Entre tantos ámbitos “invadidos” por la IA, la escuela y la educación en general no quedan afuera ¿Cómo lograr que su uso no termine por erosionar el ya de por sí vapuleado sistema educativo? ¿Cómo adaptar sus magníficas posibilidades para que sea un recurso y no una amenaza?
En primer lugar habría que separar los tantos: no es lo mismo ser educador que educando, por más obvio que parezca. Ambos pueden aprovechar la IA en forma positiva, cada uno a su manera.
En el caso de los docentes, la IA generativa ofrece un amplio abanico de posibilidades para mejorar presentaciones, exponer temas, crear exposiciones creativas para enriquecer las clases (usando herramientas como Gamma, entre otras).
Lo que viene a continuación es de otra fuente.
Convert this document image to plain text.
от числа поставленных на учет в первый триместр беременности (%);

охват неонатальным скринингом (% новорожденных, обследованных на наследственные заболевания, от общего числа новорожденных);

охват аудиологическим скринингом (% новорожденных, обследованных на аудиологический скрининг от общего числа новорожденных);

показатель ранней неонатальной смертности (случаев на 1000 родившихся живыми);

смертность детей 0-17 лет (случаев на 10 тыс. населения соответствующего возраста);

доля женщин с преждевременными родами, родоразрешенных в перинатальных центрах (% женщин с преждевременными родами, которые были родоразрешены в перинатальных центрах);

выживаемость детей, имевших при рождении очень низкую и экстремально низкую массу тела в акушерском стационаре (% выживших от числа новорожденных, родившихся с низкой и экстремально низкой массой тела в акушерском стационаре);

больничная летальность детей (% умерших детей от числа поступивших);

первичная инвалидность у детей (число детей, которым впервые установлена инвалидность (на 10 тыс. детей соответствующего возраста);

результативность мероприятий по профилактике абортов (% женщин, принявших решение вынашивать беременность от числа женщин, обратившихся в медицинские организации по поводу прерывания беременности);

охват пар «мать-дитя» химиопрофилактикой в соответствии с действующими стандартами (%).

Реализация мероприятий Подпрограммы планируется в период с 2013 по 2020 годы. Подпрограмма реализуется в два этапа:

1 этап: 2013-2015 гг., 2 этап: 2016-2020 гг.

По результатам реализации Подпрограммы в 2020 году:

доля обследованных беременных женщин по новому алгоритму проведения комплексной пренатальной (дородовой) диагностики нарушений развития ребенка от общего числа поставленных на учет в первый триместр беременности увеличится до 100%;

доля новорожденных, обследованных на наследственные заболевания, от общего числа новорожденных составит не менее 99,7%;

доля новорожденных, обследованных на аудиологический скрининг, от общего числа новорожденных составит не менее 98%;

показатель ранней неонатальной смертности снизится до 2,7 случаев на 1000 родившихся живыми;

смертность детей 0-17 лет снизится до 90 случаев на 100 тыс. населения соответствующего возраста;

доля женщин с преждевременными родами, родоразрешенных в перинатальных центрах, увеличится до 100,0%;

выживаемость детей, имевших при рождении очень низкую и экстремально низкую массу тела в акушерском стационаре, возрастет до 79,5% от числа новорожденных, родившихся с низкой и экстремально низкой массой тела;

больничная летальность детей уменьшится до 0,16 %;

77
De la misma manera, con un puñado de instrucciones pueden obtenerse rúbricas, planificaciones, evaluaciones que reducen el tiempo de trabajo en forma drástica. Sin embargo, nada reemplaza la interacción humana y aquello que el maestro tiene para brindar. Encontrar el equilibrio es el desafío.
Del lado de los alumnos, estos primeros tiempos de la IA en las aulas demuestran que su uso deberá seguir puliéndose: en varios casos se utiliza como una forma de resolver tareas (o, mejor dicho, no resolverlas) de manera rápida y sin esfuerzo.
Si ya Internet ofrecía todo al alcance de la mano, la Inteligencia Artificial profundizó la situación, en cierta medida para peor gracias a -entre otros- ChatGPT, amado y odiado.
En el día a día es difícil hacer comprender a los estudiantes sobre la importancia de saber investigar, comparar fuentes, crear, escribir, responder… pensar. Por esto, la IA puede profundizar la llamada “pereza intelectual”, signo de nuestros tiempos.
Además, es interesante tener en cuenta el punto de vista de la Unesco de cara al futuro inmediato: “La aplicación de la IA en la educación varía enormemente de un país a otro, lo que suele reflejar las disparidades ya existentes en cuanto a la infraestructura tecnológica, la financiación, el apoyo político y los niveles de alfabetización digital”.
Es decir, que la brecha digital sigue ampliándose, en especial en perjuicio de “los países en vías de desarrollo, que deben hacer frente a desafíos fundamentales relacionados sobre todo con los requisitos previos básicos para que la tecnología sea funcional con miras a obtener una educación de calidad, desde la infraestructura hasta la electricidad”.
Según la Unesco, “más de la mitad del mundo sigue sin acceso a la conexión, mientras que la otra mitad está desarrollando la futura generación de herramientas de IA gracias a una inversión sin precedentes de los sectores público y privado”.
El reto a corto plazo será descubrir cómo utilizar la IA como una herramienta que sirva para complementar -y no para sustituir-los elementos humanos de la enseñanza, tan propios como irreemplazables.
Sin embargo, como dijo la especialista en IA y docente española Montserrat Rigall, “la IA no nos sustituirá como docentes, pero aquel maestro que la domine mejor que otro tendrá más herramientas educativas al alcance y una ventaja comparativa respecto al resto”.